Given this specific historical context, it's unfortunate that the ICP's presentation simplifies Tichy's work and barely addresses his ambivalent position as both victim and encroacher. The curators want to have it both ways: apparently his lifestyle represented a brave stand against socialism's conformity and his methods of taking covert photographs parodied state surveillance practices, yet the images are straightforward celebrations of uncomplicated village life. According to a wall plaque at the ICP, Tichy was a garden-variety street photographer who sought to capture daily life in public spaces: "The everydayness of Tichy's photographs typifies what French novelist Georges Perec called the 'infra-ordinary' (as distinguished from the 'extra-ordinary'), and defined as that which passes when nothing passes."
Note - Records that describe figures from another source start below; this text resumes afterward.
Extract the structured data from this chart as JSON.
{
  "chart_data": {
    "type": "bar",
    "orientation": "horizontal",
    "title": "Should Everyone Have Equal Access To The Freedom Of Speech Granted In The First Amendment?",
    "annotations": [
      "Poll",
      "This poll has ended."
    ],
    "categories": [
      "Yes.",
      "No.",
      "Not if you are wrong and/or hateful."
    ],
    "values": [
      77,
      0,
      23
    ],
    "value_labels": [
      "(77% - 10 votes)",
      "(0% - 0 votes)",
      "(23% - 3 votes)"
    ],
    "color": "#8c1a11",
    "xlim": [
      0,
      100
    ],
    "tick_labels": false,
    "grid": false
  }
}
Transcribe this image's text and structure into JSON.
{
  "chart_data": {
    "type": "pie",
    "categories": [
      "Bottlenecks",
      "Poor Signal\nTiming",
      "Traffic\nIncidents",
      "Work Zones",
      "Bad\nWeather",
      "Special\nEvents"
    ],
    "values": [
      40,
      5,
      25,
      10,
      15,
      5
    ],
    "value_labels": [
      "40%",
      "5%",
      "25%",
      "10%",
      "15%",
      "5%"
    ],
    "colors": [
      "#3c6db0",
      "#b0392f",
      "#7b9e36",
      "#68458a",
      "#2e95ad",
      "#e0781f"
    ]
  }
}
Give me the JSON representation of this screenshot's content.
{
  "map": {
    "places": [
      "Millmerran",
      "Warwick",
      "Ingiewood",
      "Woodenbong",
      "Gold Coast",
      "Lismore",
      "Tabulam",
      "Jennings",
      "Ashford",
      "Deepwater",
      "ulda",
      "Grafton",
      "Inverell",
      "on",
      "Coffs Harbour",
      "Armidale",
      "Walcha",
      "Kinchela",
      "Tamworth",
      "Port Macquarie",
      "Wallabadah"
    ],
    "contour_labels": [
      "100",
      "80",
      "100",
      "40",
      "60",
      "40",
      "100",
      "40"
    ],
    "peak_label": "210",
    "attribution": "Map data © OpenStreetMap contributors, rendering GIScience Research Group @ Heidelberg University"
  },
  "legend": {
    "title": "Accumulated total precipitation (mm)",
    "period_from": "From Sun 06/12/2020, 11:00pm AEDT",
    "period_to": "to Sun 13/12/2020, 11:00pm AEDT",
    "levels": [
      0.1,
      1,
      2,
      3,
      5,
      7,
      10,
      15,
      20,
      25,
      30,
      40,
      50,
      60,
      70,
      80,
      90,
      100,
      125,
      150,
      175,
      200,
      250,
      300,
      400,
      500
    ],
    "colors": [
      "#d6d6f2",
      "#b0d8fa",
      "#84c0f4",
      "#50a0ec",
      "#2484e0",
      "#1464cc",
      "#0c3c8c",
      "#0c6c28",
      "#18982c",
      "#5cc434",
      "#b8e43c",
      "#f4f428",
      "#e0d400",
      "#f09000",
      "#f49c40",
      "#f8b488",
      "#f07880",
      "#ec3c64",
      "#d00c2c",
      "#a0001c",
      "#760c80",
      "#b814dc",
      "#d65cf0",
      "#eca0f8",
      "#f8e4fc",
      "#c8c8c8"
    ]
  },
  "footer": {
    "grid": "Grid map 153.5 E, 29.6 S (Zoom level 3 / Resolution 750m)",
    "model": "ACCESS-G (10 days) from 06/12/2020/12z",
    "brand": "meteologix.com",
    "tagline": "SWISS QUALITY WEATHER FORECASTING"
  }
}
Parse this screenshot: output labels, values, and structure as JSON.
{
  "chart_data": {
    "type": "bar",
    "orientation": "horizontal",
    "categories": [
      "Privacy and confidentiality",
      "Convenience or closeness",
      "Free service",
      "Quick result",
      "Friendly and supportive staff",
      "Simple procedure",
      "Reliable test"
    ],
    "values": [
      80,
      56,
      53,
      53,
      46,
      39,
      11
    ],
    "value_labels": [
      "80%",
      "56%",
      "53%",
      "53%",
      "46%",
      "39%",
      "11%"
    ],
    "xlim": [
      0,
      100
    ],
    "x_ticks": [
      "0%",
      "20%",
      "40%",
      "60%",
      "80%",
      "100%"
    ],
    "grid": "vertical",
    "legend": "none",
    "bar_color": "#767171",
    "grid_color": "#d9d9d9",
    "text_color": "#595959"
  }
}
This simultaneous sanitizing and overstating does no service to the complexity of Tichy's project: to Tichy every photograph was an event, a point of contact with a world he had renounced, whether for reasons of ethical purity or psychological difficulty. In this sense his method truly turns Berger's definition of photography on its head: rather than caring about the precise decisions that went into the making of each shot, Tichy cared about the total experience: the confluence of a woman on the street, his seeing her and perhaps by chance imprinting her on his roll of film. If all those things happened--and two out of three were beyond his control--then he had a picture. Another wall plaque calls the photographs "artifacts of a deliberately abusive production process in which injury and distress are not only allowed but considered philosophically." This observation is closer to the mark but still arid and clinical. For the ICP to hope that viewers just wouldn't notice the serialized sexual content of these images suggests how powerfully discomfiting it is. Once you look it in the eye, the subject could run away with you.